IQ Blues

Dec. 10th, 2017 07:06 am
supergee: (neuro)
[personal profile] supergee
Mensa membership correlates with mental and physical disorders.

Thanx to [personal profile] andrewducker

Date: 2017-12-10 01:40 pm (UTC)
weofodthignen: selfportrait with Rune the cat (Default)
From: [personal profile] weofodthignen
This may be correct, and it's even possible the suggested explanation is correct. But it relies doubly on self-reporting: for the specific study (I didn't read very far so I missed it if the author stated whether they weighted in any way for self-diagnosis vs. official) and for having bothered to join Mensa, which is a group of dubious value. Quite apart from the issues with IQ tests, I'm deeply suspicious that the kind of people who jump through the hoops to join a high-IQ club are also more likely to ask their doctors about their sneezing and coughing or their crying jags, or be curious about whether they are in an unusual position on a spectrum. Whereas those busy with their job, suspicious of authority (which I believe does correlate with intelligence), or without the leisure or deep pockets to navigate the awful medical system in the US, are more likely to just work through or around it. (Then of course there's cultivating disabilities or peculiarities to get out of stuff, as notably during the Vietnam War.)

Date: 2017-12-10 03:45 pm (UTC)
threeringedmoon: (Default)
From: [personal profile] threeringedmoon
If there are approximately 321,000,000 people in the USA, the top two percent would be over 6,000,000. According to what Google told me, MENSA has over 50,000 members in the USA. If I am doing my math correctly, that means .8 percent of the people who are eligible to join have actually joined.

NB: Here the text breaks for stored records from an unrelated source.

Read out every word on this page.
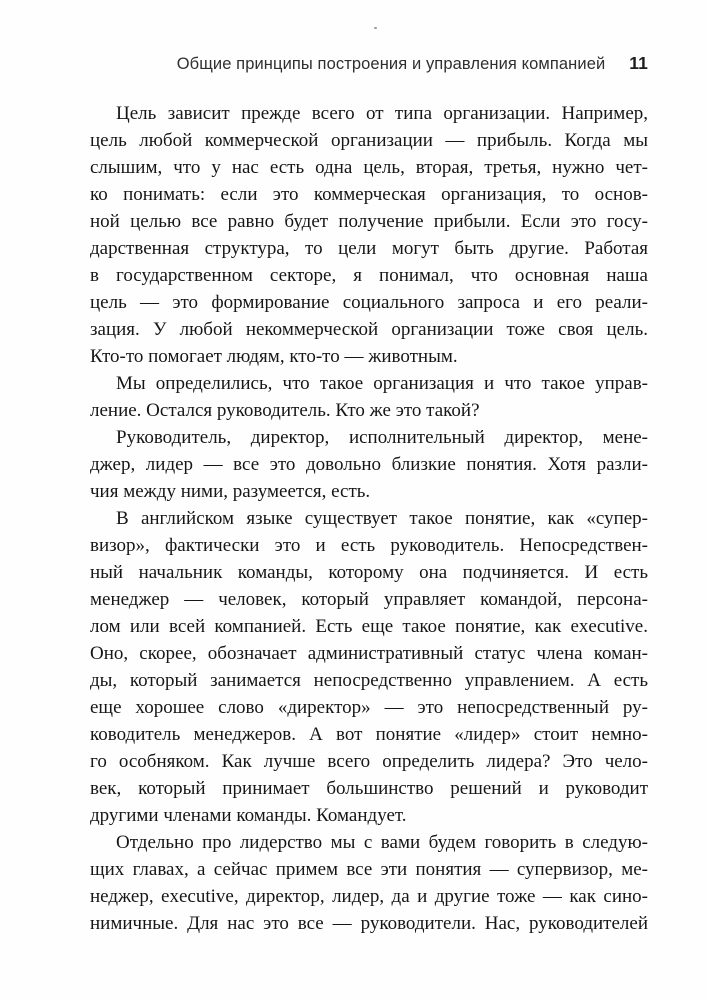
Общие принципы построения и управления компанией 11
Цель зависит прежде всего от типа организации. Например,
цель любой коммерческой организации — прибыль. Когда мы
слышим, что у нас есть одна цель, вторая, третья, нужно чет-
ко понимать: если это коммерческая организация, то основ-
ной целью все равно будет получение прибыли. Если это госу-
дарственная структура, то цели могут быть другие. Работая
в государственном секторе, я понимал, что основная наша
цель — это формирование социального запроса и его реали-
зация. У любой некоммерческой организации тоже своя цель.
Кто-то помогает людям, кто-то — животным.
Мы определились, что такое организация и что такое управ-
ление. Остался руководитель. Кто же это такой?
Руководитель, директор, исполнительный директор, мене-
джер, лидер — все это довольно близкие понятия. Хотя разли-
чия между ними, разумеется, есть.
В английском языке существует такое понятие, как «супер-
визор», фактически это и есть руководитель. Непосредствен-
ный начальник команды, которому она подчиняется. И есть
менеджер — человек, который управляет командой, персона-
лом или всей компанией. Есть еще такое понятие, как executive.
Оно, скорее, обозначает административный статус члена коман-
ды, который занимается непосредственно управлением. А есть
еще хорошее слово «директор» — это непосредственный ру-
ководитель менеджеров. А вот понятие «лидер» стоит немно-
го особняком. Как лучше всего определить лидера? Это чело-
век, который принимает большинство решений и руководит
другими членами команды. Командует.
Отдельно про лидерство мы с вами будем говорить в следую-
щих главах, а сейчас примем все эти понятия — супервизор, ме-
неджер, executive, директор, лидер, да и другие тоже — как сино-
нимичные. Для нас это все — руководители. Нас, руководителей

It's ludicrous to extrapolate from this self-selected fraction to the whole.

Date: 2017-12-10 05:16 pm (UTC)
arlie: (Default)
From: [personal profile] arlie
What everyone else said. Read the headline, and enough of the first paragraph to realize that the headline was inapplicable to the content, or close enough to that. Scientific American is clearly not what it was when my father was a subscriber.

By the third paragraph, it seemed clear that the journal Intelligence either is not peer reviewed, or the reviewers are incompetent. If Scientific American's reporting is accurate, Ruth Karpinski and her colleagues have done the equivalent of finding evidence that red things elicit a particular response, and then theorizing why colours have that effect. I'd have rejected this as poor science by the end of my sophomore year in University. (We had a class that, among other things, focussed on recognizing bad science.)

[Update skimmed all the way to the bottom. Scientific American does point out the obvious holes in the research, though not in the speculation ("theorizing") about "overexcitabilities". But the headline is still click bait, IMNSHO.]